Kur'an'da  tabiat olaylarının ilahi ayetleri olarak nitelendirilmesi bunların doğal sebeplerini nefyetmediği gibi Kur'an metnindeki ayetlerin "Allah'ın ayetleri" olarak nitelendirilmesi de metnin  Hazreti Peygambere ait olmadığını göstermez"
(Kur'an, Vahiy, Nüzül- Mustafa Öztürk-Ankara Okulu Yayınları- Ankara 2016 s: 144)

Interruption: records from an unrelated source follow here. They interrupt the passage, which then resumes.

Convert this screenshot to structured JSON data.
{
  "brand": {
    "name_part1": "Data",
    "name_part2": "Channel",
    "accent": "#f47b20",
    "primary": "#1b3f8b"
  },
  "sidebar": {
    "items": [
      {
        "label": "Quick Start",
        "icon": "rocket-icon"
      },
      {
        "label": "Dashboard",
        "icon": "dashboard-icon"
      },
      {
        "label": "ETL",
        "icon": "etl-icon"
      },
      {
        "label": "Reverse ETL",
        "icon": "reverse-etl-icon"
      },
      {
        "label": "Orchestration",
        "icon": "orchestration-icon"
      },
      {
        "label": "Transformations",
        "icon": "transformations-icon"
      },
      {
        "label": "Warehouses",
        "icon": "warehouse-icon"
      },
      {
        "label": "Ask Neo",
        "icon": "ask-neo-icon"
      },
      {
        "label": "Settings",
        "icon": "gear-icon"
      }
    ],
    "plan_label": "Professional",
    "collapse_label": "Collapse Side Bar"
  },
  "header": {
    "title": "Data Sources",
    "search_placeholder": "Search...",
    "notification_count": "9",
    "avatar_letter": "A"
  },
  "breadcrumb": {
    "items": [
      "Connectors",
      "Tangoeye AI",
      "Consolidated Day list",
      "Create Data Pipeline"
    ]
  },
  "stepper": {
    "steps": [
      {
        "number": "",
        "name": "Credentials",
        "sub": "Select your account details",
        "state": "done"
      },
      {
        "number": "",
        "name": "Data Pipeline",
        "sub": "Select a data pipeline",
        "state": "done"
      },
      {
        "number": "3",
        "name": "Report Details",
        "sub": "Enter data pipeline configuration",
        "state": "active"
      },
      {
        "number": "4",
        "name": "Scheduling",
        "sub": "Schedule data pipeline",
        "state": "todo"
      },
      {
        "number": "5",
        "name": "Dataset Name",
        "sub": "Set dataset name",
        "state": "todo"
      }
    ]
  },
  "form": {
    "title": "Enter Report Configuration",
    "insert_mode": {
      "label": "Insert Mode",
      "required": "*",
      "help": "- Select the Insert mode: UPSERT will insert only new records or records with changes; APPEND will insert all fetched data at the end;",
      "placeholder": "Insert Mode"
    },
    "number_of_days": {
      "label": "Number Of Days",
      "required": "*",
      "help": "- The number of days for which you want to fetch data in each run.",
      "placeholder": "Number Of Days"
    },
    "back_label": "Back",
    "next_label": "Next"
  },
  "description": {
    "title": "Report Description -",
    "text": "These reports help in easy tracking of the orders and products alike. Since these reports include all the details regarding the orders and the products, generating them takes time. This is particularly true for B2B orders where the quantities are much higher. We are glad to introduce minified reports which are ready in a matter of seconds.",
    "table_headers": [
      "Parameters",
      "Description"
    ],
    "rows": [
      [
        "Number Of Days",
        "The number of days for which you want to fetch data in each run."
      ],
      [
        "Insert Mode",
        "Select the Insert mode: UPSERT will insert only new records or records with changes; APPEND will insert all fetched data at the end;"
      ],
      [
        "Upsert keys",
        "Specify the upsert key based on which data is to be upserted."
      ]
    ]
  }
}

Açıkça görülmektedir ki, Allah'ın Cebrail vasıtasıyla indirdiği  vahyi  etkisiz kılmanın en bariz fikirlerini  içeren bu ve benzeri ifadeler tarihselcilik paralel dininin akademisyen İlahiyatçılar tarafından aksini söyleyen  Kur'an'ın açık ayetlerine rağmen hangi akıl almaz boyutlara  vardırıldığını  gözler önüne  sermektedir.
Halbuki âyetlerin  bağlam ve bütünlüğüne baktığımızda Kur'an'ın  Allah'ın  sözü ve kelamı olduğu açıkça anlaşılmaktadır.
Ancak vahiy Elçinin dilinde hayat bulduğu için ona nisbet edilmiştir.
Yoksa bir çok ayette insanların tümünün  Kur'an gibi bir kitabı ortaya koymalarının mümkün olmadığını vurgulanmaktadır.